Mehmet Yilmaz dedi ki...
Bu yorum yazar tarafından silindi.
Mehmet Yilmaz dedi ki...

Baris Bey çok dogru seylere isaret etmek isterken çok tuhaf argümanlar kullanmis. Akil almaz bir sey. Ne Baris Bey'e ne de EKONOMITURK gibi bir siteye yakismiyor.

AKP=dindar=islam=seriat=iran=....

matigini bu sitede ilk defa görüyorum. Analizi reddeden, basitçilige siginan, kestirmeden bir yazi. çok yazik.

Üniversiteye başı örtülü olarak giremiyeceğini bile bile hala üniversiteye girmek için çabalayan kızın, sigara içilmesi yasak olan bir lokantaya girip sigara içmek isteyen kişiden farkı yoktur.(BARIS)

Yasaktan yana, güçlüden yana, Devletin MUTLAK DOGRULARI(!) adina bireyi ezmeyi uygun gören bir bakis... Böyle bir lafi acaba fasist bir siteden mi KES-YAPISTIR yapti istemeden?

Kürtçenin yasak oldugunu bile bile kürtçe konusanlara iskence yapilmasi normal mi?
Fahiselere tecavüz etmenin serbest oldugunu bile bile fahise olanlar mahkemeye basvusmasin mi?

Fasizmin tarifine bir bakiverin siyasi terimler sözlügünden.

Her halükarda SAVUNULMAZI SAVUNMAK YERiNE asgari nezaket geregi bir özür dilemesi icab eder yazarin.

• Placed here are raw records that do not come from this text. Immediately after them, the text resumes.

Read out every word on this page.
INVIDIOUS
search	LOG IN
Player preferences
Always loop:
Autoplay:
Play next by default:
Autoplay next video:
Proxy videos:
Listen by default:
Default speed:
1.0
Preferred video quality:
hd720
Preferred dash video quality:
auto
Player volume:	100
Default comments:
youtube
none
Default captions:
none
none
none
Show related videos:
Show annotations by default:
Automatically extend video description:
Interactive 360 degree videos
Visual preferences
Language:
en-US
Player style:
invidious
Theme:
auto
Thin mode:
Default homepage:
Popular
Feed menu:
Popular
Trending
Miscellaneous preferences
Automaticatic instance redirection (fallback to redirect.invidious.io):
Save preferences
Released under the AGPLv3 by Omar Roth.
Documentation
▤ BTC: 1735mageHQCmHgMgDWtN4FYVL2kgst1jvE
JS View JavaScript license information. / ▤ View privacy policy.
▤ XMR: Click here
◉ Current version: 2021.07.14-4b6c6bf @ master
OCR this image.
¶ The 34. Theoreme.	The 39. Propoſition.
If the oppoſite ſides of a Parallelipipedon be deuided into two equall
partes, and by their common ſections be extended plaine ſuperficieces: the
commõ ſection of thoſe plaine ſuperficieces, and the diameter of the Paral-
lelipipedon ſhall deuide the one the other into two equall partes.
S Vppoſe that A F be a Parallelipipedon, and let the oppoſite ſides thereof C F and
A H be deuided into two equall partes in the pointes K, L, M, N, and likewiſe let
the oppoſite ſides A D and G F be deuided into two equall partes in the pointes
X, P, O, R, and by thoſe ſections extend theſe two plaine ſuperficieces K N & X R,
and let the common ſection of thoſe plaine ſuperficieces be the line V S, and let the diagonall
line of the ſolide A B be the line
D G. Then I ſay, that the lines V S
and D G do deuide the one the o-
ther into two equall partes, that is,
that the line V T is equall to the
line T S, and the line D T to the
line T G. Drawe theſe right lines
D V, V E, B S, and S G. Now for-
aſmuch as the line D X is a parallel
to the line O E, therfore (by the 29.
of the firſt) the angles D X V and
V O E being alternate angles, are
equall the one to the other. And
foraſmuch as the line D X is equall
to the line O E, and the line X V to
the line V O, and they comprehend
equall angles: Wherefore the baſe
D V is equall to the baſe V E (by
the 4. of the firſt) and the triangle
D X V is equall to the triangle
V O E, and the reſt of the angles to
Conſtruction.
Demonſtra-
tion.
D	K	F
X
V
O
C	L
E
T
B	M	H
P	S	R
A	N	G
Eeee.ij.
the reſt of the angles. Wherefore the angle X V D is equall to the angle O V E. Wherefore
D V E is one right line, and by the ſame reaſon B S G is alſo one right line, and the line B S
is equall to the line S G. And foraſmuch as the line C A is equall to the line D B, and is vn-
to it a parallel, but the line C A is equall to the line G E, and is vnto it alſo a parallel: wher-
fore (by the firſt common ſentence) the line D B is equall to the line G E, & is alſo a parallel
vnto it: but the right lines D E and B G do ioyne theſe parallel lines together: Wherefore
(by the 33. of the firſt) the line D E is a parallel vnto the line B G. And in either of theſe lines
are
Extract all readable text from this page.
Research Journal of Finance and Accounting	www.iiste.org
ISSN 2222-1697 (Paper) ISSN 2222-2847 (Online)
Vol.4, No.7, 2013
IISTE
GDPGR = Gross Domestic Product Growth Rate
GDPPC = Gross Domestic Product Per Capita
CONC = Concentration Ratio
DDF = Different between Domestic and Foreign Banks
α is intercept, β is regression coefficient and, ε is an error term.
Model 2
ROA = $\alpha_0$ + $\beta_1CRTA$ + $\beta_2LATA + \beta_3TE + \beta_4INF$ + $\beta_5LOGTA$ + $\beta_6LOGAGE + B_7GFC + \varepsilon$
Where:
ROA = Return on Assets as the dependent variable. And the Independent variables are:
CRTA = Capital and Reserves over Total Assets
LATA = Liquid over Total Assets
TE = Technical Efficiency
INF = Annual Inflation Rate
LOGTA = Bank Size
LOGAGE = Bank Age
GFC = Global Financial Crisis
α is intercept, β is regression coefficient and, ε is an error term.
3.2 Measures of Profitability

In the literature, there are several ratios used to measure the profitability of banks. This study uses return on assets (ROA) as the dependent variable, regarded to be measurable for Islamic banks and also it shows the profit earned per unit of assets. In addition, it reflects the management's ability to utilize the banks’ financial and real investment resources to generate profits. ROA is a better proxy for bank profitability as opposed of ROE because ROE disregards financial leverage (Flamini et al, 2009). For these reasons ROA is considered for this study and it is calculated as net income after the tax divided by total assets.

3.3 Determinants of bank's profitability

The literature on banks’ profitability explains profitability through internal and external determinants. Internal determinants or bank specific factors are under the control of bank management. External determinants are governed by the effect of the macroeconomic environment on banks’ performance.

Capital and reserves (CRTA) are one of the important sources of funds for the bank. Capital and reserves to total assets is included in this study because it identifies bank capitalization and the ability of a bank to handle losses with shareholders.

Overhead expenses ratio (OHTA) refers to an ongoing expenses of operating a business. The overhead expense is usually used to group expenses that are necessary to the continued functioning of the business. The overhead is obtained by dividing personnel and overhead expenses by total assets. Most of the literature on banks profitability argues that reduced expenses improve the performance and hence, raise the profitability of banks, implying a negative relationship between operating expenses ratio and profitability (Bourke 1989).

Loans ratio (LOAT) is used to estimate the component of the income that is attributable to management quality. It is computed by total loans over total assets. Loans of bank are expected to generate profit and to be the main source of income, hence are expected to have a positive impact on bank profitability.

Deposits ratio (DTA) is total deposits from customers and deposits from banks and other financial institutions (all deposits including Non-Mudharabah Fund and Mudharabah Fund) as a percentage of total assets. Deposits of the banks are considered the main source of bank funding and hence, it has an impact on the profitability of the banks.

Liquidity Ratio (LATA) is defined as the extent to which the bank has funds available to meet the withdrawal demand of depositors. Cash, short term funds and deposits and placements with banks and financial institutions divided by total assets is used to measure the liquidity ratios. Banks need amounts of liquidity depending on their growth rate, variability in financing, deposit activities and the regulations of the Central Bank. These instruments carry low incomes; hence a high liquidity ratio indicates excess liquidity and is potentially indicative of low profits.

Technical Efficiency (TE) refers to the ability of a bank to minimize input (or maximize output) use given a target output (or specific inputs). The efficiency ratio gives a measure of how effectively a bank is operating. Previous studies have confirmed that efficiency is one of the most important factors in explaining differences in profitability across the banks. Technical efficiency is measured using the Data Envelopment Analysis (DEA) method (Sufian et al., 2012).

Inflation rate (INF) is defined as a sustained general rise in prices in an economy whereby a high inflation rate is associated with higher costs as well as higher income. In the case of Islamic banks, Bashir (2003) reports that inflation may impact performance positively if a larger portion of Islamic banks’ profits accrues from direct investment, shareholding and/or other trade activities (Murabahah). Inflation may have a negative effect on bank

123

illâ ki AKPli sanilmak istemiyorsaniz, hem nalina hem mihina bir sey yazmak niyetindeyseniz bunu okuyun önce:

http://www.derindusunce.org/2008/07/16/kamplasma-laik-seriatci-su-kamplasmadan-kurtulalim-mi/

Saygilarimla (her seye ragmen)

Unknown dedi ki...

Barış başörtüsü meselesinde düz Aristo mantığına sığınmış..bi de bizden müthiş bir keşif yaptığınıa inanmamızı bekliyor..

chelseay dedi ki...

"Oysa kimsenin özgürlük gibi bir derdi yok."

İlginç bir tespit.

Ben özgürlük gibi bir derdim var sanıyordum.

Ya bütün özgürlükleri aynı anda ve aynı şiddette isteyip bunun mücadelesini vereceğiz, ya da "baba özgürlükçüler"den ayar alacağız.

Halbuki ekonomi kısıtlı kaynakların nasıl kullanıldığıyla ilgili değil miydi?

Heyecanlı libertarian gençler, ingilizce yazan abilerinizi biraz daha dikkatli okuyun bence.